Hussam Mousa, 34, a Silwan native and a licensed tour guide who offers tours of East Jerusalem for Israelis, also commended Abu Tayeh’s “courage and vision” to improve living conditions in East Jerusalem. Mousa said he believed Abu Tayeh’s goal of 100,000 votes was not impossible but would require a lot of groundwork, with elections only two months away.

“He has been making connections with some influential people in the city who may be able to get out the vote in his favor,” Mousa added.

He dismissed Abu Tayeh’s Nazarene origins as an impediment: “Whoever lives with a people for 40 days, becomes one of them,” Mousa said, quoting a famous Arabic proverb. “The main obstacle is that Jerusalem Palestinians don’t vote in municipal elections because they have no trust in the Israeli authorities, the same authorities that issue orders to demolish their homes and hand out fines.

“There is also a fundamental misunderstanding on the part of East Jerusalemites as to how the Israeli system of democratic influence works,” he argued. “People here feel that the government is only intent on expelling them, and participating in its decision-making mechanisms equals normalization. It will take time and work to restore public trust in the authorities.”

Still, Mousa said, “there is visible change in the last few years. Young people increasingly learn Hebrew and work in the Israeli job market. The question is, does the Israeli side accept them? Is it willing to treat East Jerusalem as it treats the West? To put an end to the discrimination?”

Abu Tayeh is optimistic. “On election day, I estimate that we can get as many as 80,000, or even 100,000 votes,” he claimed, “including a few thousand Jewish ones.”

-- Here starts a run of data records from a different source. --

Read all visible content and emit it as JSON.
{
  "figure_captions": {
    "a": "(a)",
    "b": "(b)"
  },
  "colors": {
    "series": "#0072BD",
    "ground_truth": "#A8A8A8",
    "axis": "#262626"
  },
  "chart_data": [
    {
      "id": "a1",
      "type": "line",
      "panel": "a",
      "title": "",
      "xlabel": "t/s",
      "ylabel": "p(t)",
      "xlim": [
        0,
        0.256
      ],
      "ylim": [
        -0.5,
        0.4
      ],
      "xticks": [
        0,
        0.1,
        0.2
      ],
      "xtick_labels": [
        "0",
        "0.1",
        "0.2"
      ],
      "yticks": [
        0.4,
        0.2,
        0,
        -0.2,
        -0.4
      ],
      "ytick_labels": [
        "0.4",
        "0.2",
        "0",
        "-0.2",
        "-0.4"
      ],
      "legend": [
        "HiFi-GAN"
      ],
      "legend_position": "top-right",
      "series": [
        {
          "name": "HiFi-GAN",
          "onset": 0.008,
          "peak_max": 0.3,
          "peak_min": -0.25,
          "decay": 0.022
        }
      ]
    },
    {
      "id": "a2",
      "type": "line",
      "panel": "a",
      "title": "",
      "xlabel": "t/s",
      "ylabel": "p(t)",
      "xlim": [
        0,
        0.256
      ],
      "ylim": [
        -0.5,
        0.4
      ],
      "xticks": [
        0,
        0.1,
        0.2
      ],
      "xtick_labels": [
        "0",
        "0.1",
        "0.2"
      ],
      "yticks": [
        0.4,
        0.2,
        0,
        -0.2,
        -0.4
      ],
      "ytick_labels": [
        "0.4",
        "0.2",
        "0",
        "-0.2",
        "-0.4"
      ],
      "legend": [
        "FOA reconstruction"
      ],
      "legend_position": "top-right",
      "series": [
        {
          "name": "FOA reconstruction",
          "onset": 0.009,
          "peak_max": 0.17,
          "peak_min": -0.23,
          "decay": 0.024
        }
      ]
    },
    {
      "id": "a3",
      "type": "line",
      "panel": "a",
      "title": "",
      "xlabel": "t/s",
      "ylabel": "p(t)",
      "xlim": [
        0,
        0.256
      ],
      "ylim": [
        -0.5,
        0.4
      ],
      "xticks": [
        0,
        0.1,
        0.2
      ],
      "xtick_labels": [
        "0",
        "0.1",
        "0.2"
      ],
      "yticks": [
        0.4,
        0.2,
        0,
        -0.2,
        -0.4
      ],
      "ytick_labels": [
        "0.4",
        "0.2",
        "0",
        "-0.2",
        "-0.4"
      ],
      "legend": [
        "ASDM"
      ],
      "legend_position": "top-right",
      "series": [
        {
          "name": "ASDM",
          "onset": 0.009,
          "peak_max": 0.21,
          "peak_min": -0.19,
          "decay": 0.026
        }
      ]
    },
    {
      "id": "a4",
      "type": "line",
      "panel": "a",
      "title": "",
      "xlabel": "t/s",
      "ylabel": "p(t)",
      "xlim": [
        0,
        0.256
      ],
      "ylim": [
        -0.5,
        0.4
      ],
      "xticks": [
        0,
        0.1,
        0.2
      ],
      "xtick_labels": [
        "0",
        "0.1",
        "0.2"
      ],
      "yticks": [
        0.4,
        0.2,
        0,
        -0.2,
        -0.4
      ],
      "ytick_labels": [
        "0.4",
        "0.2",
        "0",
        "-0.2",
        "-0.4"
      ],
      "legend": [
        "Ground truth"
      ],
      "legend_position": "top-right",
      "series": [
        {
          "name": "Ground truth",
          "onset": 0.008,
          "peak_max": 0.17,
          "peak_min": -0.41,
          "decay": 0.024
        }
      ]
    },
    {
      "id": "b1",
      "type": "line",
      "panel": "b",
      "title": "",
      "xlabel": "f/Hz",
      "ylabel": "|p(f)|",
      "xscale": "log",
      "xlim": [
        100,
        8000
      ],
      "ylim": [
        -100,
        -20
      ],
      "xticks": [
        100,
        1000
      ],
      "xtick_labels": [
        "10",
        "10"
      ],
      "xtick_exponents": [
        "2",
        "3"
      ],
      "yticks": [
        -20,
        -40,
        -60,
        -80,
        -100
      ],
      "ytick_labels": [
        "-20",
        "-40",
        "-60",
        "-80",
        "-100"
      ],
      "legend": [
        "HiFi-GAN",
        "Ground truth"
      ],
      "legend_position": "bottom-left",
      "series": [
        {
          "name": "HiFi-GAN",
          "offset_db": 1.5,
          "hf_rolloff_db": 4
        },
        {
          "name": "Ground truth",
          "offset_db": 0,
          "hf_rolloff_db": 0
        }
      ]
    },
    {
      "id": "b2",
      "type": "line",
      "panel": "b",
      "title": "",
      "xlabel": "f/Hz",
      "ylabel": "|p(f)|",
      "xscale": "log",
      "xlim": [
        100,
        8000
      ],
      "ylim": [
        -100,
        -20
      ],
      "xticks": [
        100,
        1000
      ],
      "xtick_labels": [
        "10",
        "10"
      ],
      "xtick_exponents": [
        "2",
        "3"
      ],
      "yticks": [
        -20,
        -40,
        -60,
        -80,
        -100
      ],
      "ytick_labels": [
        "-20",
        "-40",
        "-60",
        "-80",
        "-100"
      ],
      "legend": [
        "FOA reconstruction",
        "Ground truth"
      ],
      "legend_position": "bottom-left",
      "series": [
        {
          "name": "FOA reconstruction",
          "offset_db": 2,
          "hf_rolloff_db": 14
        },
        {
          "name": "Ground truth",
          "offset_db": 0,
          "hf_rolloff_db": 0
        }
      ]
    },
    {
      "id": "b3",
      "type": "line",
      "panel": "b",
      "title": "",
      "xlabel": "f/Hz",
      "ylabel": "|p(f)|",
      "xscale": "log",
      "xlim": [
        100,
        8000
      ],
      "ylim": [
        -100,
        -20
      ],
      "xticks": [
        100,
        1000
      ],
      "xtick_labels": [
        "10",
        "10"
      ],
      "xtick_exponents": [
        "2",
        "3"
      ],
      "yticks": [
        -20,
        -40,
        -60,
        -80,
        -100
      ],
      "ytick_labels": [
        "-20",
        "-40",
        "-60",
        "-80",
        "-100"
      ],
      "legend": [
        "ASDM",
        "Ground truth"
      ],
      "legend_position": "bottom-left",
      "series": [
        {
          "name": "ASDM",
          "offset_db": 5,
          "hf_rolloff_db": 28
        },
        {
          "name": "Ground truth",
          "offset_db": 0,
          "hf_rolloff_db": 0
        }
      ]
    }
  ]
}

“I know that I will not be able to free East Jerusalem. Ideally, I would like for it to become the capital of a single [bi-national] state or to be split into two capitals for two states. But first, I want to break down the walls in people’s minds about voting,” the candidate said. “East Jerusalemites need to realize that there is no real justice for us here, and no international law to defend us. It’s a power game, and we have to play it in our interest.”